Olaparib has the potential to make “a huge impact”, giving a better chance of survival to newly diagnosed Ovarian cancer patients. A new report suggests that Up to 600 women with a hereditary type of the disease could benefit each year. The drug was approved post its trial. The trial showed it could delay progression of the disease for three years. Olaparib is for women with advanced ovarian, fallopian-tube or peritoneal cancer who have a specific gene mutation – Brca – inherited from parents, which increases the risk of breast and ovarian cancer.

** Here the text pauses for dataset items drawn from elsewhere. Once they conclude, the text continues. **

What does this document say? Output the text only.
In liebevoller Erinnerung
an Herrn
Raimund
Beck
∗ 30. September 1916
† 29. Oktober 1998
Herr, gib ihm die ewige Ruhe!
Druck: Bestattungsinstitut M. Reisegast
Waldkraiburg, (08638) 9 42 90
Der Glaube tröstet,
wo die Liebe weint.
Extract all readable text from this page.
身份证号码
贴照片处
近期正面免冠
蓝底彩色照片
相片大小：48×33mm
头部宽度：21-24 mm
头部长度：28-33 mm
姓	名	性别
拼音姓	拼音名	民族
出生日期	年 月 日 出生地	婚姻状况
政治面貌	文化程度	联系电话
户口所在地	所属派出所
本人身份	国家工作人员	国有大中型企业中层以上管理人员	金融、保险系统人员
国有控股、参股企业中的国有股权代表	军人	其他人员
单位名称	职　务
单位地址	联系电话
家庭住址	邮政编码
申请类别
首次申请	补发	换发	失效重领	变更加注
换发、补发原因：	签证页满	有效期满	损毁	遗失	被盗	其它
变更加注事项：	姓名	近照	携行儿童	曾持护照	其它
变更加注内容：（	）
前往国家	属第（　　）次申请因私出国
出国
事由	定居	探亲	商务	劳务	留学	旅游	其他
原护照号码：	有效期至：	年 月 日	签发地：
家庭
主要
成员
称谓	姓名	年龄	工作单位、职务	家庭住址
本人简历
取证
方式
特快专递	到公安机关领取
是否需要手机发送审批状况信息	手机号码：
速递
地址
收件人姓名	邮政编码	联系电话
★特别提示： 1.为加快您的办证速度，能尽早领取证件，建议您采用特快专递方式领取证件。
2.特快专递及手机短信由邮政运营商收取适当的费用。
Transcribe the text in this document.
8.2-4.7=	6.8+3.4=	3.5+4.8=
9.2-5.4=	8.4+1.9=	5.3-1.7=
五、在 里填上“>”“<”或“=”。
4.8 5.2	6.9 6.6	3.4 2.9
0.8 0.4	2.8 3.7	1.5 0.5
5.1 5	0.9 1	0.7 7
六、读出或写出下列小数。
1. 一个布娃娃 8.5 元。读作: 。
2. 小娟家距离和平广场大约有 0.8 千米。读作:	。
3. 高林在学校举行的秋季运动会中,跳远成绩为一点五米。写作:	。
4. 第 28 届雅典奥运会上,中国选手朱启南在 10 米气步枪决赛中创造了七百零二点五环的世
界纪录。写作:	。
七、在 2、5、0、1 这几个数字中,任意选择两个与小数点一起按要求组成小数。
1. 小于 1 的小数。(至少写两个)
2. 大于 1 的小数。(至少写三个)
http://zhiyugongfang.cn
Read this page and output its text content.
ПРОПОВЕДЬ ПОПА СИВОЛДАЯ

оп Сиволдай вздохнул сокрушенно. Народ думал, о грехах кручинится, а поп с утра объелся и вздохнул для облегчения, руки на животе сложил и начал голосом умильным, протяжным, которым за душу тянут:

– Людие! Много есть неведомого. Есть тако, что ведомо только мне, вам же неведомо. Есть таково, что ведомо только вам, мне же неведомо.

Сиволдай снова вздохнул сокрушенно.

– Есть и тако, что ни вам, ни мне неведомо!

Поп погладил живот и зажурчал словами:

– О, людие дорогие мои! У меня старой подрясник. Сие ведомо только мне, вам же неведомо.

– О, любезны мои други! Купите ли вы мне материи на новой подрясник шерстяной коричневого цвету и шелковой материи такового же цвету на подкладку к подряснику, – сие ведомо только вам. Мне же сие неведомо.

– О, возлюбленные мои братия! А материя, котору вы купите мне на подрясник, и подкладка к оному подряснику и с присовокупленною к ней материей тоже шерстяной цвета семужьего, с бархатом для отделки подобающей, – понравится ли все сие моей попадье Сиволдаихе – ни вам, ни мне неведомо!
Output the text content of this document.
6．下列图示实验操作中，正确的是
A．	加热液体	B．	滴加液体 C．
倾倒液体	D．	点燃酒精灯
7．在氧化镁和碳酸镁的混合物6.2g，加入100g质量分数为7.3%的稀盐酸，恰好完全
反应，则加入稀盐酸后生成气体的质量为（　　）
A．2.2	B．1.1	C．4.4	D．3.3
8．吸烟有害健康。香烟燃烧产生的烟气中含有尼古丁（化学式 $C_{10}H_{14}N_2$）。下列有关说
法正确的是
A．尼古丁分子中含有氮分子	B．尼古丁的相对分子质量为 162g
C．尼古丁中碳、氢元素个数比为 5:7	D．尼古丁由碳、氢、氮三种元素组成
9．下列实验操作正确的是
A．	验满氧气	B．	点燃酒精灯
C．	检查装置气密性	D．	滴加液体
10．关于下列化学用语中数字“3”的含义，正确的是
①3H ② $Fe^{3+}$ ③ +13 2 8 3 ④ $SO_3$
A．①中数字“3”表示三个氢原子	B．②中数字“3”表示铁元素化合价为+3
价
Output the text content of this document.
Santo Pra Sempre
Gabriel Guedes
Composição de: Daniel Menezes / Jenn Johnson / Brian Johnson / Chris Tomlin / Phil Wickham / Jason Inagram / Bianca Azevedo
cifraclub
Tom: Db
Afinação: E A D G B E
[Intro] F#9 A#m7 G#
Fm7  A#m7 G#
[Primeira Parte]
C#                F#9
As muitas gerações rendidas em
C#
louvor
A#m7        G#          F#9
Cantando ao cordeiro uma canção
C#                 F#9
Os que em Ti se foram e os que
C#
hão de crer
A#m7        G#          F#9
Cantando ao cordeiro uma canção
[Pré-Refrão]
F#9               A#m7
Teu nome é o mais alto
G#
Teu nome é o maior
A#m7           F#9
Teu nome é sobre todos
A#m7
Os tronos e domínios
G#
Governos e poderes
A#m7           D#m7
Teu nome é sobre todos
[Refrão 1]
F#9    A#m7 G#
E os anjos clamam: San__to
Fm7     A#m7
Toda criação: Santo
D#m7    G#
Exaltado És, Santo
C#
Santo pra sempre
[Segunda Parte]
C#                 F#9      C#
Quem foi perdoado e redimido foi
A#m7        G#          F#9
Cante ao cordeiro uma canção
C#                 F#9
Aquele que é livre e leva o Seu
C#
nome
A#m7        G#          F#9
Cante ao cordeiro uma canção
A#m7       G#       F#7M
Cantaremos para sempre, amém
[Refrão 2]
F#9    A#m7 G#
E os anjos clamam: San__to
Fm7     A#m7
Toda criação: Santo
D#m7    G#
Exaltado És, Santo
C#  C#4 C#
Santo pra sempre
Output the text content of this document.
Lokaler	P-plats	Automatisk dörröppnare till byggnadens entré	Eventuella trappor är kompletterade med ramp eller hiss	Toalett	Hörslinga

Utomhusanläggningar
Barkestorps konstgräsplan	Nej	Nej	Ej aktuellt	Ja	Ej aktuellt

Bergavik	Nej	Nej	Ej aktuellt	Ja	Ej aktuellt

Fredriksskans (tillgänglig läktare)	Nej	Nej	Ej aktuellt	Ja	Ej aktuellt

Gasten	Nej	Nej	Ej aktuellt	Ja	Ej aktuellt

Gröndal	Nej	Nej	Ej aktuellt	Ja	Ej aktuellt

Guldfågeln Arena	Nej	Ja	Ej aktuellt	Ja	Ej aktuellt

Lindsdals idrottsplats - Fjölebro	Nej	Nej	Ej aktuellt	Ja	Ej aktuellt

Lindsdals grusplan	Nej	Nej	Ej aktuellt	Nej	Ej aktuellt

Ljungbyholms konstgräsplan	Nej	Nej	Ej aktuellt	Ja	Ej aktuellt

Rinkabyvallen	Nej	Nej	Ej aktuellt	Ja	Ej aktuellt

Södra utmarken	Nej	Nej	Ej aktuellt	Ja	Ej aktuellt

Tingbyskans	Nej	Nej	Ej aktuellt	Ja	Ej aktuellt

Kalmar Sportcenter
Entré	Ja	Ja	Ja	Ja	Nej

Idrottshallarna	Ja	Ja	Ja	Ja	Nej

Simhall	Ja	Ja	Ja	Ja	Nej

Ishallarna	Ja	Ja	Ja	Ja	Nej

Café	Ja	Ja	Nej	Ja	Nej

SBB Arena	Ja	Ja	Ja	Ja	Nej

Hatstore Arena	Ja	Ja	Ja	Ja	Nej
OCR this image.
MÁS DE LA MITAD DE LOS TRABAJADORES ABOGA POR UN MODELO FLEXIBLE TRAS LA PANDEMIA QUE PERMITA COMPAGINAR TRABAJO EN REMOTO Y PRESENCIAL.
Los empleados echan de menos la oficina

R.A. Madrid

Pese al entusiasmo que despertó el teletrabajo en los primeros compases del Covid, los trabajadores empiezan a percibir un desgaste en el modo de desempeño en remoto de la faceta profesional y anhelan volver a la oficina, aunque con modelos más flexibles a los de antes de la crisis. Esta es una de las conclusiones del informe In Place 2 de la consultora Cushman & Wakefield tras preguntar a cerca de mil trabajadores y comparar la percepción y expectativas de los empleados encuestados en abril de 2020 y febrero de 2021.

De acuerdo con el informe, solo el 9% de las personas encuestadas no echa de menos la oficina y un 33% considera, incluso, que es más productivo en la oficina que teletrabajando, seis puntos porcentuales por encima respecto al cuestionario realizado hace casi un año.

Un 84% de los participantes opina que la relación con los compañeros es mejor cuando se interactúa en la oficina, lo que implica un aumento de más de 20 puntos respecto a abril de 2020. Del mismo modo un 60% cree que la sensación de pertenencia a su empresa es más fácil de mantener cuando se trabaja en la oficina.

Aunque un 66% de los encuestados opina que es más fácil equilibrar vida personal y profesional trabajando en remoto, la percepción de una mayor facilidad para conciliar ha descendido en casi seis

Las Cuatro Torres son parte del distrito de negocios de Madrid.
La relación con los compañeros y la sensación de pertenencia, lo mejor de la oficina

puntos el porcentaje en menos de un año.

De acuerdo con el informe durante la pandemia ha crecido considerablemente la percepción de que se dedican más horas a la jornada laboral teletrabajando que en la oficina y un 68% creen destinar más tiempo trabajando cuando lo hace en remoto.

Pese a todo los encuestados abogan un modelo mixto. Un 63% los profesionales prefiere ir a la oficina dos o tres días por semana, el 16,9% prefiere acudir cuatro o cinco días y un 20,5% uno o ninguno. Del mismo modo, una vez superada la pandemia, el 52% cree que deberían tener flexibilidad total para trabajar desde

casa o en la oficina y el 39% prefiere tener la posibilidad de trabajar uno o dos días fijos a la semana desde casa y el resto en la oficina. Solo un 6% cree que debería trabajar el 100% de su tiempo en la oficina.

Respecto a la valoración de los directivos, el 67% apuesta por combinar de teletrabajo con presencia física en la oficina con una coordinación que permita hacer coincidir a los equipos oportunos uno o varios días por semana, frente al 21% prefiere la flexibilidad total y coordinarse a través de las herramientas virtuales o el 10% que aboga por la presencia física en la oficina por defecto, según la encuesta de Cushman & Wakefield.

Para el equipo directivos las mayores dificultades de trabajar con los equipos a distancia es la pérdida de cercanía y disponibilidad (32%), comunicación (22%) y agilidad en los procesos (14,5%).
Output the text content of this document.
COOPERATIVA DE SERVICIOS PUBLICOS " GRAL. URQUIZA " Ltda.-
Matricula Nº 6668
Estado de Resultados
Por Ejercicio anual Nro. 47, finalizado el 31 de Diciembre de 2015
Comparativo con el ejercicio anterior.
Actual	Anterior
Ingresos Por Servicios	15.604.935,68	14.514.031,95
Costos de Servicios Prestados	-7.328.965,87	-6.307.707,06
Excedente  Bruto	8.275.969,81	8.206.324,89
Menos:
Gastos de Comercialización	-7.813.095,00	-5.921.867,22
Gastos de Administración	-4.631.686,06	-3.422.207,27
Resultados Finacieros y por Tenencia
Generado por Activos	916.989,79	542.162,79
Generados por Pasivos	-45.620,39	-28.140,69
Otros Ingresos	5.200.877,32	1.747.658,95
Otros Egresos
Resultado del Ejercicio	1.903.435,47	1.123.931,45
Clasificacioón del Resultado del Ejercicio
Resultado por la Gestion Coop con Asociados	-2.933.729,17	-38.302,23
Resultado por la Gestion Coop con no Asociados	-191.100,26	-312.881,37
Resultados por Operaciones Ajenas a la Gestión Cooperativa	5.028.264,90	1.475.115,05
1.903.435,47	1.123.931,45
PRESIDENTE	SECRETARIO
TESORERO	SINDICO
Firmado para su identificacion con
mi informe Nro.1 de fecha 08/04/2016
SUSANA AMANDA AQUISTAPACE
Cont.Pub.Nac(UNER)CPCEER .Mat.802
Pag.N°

Approximately, five to 15 out of every 100 women with ovarian cancer have this faulty gene there are concerns that less than a third of women with the disease in the UK are being tested for it. Olaparib has been available in the UK only to women who have already had at least three separate rounds of chemotherapy.
Patients like Florence Wilks., who were diagnosed with advanced ovarian cancer at a later stage, after experiencing symptoms such as extreme tiredness and backache for a couple of years, have largely benefited from this drug, getting an extension on their life span.
Olaparib, made by AstraZeneca, which is a pioneer type of cancer drug called a PARP inhibitor, works by targeting an inherited genetic fault, causing cancer cells to die.
Charity Ovarian Cancer Action said the news was “a huge advancement in how we treat the disease” – but too many women were missing out on genetic testing in order to access the drug, despite government guidelines.
Olaparib is available immediately in England for this purpose.